Jetzt sind sie also da, die guten Filme, die intelligenten Filme, die Oscar-Filme. Soderberghs neuer Film zum Beispiel. Noch vor Filmbeginn gibt es das Presseheft zum Film in die Hand und ich denke mir: Huups, „Casablanca“ mit George Clooney? Steven Soderbergh, der immer mal wieder das Kino neu erfindet, siehe „Kafka“ oder „Traffic“ bedient sich hier zumindest mit dem Filmplakat und der Aufmachung des Presseheftes augenscheinlich bei einem Klassiker der Filmgeschichte.

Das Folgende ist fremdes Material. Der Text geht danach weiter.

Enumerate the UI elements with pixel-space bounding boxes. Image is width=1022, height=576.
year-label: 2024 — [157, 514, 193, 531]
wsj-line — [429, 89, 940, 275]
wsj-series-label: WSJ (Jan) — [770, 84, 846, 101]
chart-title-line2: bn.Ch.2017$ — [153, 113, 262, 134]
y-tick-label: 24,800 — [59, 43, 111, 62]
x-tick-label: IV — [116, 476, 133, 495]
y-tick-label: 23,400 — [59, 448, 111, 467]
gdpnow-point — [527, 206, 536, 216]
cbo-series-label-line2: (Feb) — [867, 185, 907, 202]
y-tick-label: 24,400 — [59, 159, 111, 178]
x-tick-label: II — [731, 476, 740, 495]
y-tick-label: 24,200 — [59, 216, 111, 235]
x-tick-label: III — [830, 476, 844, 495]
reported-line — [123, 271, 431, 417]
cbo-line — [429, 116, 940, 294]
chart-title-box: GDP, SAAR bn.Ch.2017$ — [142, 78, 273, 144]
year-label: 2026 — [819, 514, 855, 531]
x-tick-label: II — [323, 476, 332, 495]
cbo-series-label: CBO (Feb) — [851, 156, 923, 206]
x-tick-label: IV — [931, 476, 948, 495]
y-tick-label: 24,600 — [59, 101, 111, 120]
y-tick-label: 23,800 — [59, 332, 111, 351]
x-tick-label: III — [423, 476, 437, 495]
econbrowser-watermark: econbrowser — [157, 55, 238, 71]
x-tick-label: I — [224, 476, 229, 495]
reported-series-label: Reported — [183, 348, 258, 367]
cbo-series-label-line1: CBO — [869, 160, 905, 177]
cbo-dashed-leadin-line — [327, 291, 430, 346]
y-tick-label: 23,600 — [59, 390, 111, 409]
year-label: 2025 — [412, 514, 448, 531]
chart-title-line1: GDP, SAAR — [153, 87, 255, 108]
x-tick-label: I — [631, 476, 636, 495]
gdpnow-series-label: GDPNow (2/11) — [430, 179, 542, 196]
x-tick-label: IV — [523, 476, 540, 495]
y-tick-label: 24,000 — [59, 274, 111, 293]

Der Regisseur, der sonst so viel handwerkliches Geschick und eine so eigen(artig)e Kreativität besitzt, erzählt eine Liebesgeschichte im Berlin des Kriegsjahres 1945 mit bekannten Mitteln. Dabei bindet er sich selbst die Hände, indem er seine Geschichte vollständig auf entfärbtem Filmmaterial und mit alten Glühscheinwerfern dreht, die ein hartes, grelles Licht verbreiteten. Keine schlechte Idee für eine Liebesgeschichte des Jahres 1945. Aber wirklich neu ist diese Idee auch nicht. Und warum macht er es dann? Die Geschichte sei das Unwichtigste in „The Good German“, hat Soderbergh in Interviews erklärt. Aha. Es geht nicht darum, dass George Clooney Cate Blanchett liebt und Cate Blanchett ihren Film-Mann Christian Oliver, oder dass die Russen hinter den Amerikanern her sind und alle beide hinter den Nazi-Wissenschaftlern aus dem Team Wernher von Brauns. Es geht darum, dass Steven Soderbergh „Casablanca“ und „Eine auswärtige Affäre“ und den „Dritten Mann“ gesehen hat und dass er dieser Erfahrung ein Denkmal setzen will. Ein schwarzweißes. Einen Soderbergh-Film.

Das eigentlich besondere an dem Film ist aber nicht (nur) seine Machart. Es ist vor allem Cate Blanchett, die hier für ihren Auftritt als geheimnisvolle Deutsche Lena Brandt die Mimik und Gestik von Ingrid Bergman einstudiert hat. Sie verleiht dem ansonsten seltsam entrückt wirkenden Film die nötige geheimnisvolle Note, um ihrer Figur die Attraktivität zu verleihen, die Kriegskorrespondent Jake Geismer, adrett gespielt von George Clooney, so verrückt macht. Ihrem Spiel nimmt man die Ernsthaftigkeit ab, ganz im Gegensatz zur Geschichte, der man nicht glaubt, weil sie nur Vehikel für die Bilder ist statt umgekehrt. Dabei hat auch wohl das Schlussbild aus „Casablanca“ nichts zu bedeuten, weil es bloß eine Wiederholung ist, eine Postkarte des Regisseurs an die Kinogeschichte.